Kadınların kariyeri evliliği yıkar mı?

Geçtiğimiz haftalarda dünyaca ünlü iş dünyası dergisi Forbes'un internet sitesinde bir yazı yayınlandı. Derginin Amerikalı editörü Michael Noer, erkeklere kariyer sahibi kadınlarla asla evlenmemeleri gerektiğini öğütlüyordu. Tepkiler üzerine bu yazı internet sitesinden hemen kaldırıldı. Özellikle feministler, Noer'in fikirlerine şiddetle karşı çıktı. Derginin diğer editörü Elizabeth Corcoran “Tembel bir erkekle evlenmeyin” yazısıyla Noer’e cevap verdi. Artık internet sitesinde iki editörün de yazıları yer alıyor.

İşte Michael Noer’in yazısından bazı bölümler:

Erkeklere bir tavsiye…
Evleneceğiniz kadın nasıl olursa olsun, kesinlikle kariyer sahibi olmasın. Neden? Çünkü pek çok sosyal bilimci, kariyer sahibi kadınlarla olan evliliklerin sağlam olmayacağı konusunda hemfikir. Aslında her ilişki kendi içinde stres barındırabilir, ama son zamanlarda yapılan çalışmalar, çalışan kadınların boşanmaya daha yatkın olduklarını, çocuk doğurmaktan da kaçındıklarını gösteriyor. Ayrıca, çocuk doğursalar bile, bundan mutsuz olma ihtimalleri çok yüksek. Araştırmaların bulunduğu bir yayın olan Social Forces'ta son zamanlarda çıkan bir araştırmanın sonuçları, “ekmek getirmekle” yükümlü olan öncelikli kişinin erkek olduğu evlerde, kadınların daha mutlu olduğu yönünde…

Bir kadına kariyer sahibi diyebilmek için o kadının üniversiteden mezun, haftada 35 saatten fazla ev dışında çalışıyor ve yılda 30 bin dolardan fazla kazanıyor olması gerekli.
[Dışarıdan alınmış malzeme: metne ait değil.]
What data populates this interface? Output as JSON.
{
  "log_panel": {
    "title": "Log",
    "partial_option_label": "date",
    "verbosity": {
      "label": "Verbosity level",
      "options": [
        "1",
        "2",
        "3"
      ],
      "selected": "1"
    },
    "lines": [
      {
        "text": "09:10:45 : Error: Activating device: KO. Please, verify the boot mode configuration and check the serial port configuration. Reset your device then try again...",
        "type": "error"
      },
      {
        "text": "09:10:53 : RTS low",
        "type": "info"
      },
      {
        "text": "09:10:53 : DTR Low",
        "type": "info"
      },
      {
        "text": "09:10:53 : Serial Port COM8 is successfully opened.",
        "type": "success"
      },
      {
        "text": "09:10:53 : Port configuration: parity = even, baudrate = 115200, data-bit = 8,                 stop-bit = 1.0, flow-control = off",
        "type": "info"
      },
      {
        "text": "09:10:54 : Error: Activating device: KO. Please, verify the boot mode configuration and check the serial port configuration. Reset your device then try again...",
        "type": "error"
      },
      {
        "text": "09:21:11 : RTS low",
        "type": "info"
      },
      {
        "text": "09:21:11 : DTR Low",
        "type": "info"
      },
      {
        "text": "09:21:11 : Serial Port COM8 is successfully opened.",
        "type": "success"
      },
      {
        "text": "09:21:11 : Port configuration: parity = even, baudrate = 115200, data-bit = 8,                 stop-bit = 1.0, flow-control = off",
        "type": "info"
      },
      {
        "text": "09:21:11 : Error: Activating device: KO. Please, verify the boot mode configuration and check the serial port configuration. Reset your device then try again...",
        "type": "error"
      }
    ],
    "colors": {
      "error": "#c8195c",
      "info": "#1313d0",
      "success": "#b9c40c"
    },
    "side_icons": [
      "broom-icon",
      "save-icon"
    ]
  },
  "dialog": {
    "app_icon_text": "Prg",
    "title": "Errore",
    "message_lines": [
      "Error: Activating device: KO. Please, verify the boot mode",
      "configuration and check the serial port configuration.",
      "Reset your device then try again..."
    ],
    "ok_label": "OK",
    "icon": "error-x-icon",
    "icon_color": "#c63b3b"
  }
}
Eğer yapılan çalışmalara inanıyorsanız, bu özelliklere sahip bir kadınla evlenerek başınızı belâya soktuğunuzu kabul etmeniz gerekiyor.

Geleneklere göre erkekler ev dışında çalışarak para kazanır; kadınlar ise ev işlerini yapar ve çocuk büyütür. Her işi yapan kişi bellidir. Bu işbölümü kimin evde, kimin ev dışında olduğunu umursamadan yapılmıştır. Nobel ödüllü Gary S. Becker'a göre, evliliklerdeki işbölümü azaldığında, örneğin her iki taraf da kariyer sahibi olduğunda, çiftler için evliliğin değeri düşüyor. Çünkü bir evliliğin devam etmesi için gerekli olanların çok azı yapılıyor. Bu da taraflar için hayatı zorlaştırıyor ve boşanmalar artıyor. Deneysel çalışmaların hepsi bu sonuca varıyor. 2004'te John H. Johnson yaptığı araştırmalara göre çiftlerin çalışma saatleri arttıkça boşanma ihtimalleri de artıyor. Aslında kadınların çalışma saatleri bu ihtimali artırırken, erkeklerin çalışma saatleri boşanma durumunda etkili olmuyor. "Ayrıca her iki tarafın da çalıştığı evliliklerde boşanma oranı, tek tarafın çalıştığı evliliklerden daha fazla," diyor Johnson.

Yakın zamanda tamamlanan ve The Journal of Sociology'de (Sosyoloji Dergisi) yayınlanan 'Evlilik ve Boşanmanın Sağlık üzerindeki Etkisi' başlıklı bir araştırma, boşananlar varlıklarının ortalama yüzde 77 azaldığını ortaya koyuyor. Öyleyse neden kimse bekâr kalmıyor? Çünkü bilimsel olarak cevap vermek gerekirse, sağlam bir evlilik, mutlu bireyin sahip olacağı tüm avantajları içerir. Sosyal ve sağlık yönünden pek çok faydaları vardır.

Başka bir deyişle, iyi bir evlilik, daha iyi kazanç, daha uzun, daha sağlıklı bir hayat ve daha iyi yetişmiş çocuklar anlamına geliyor.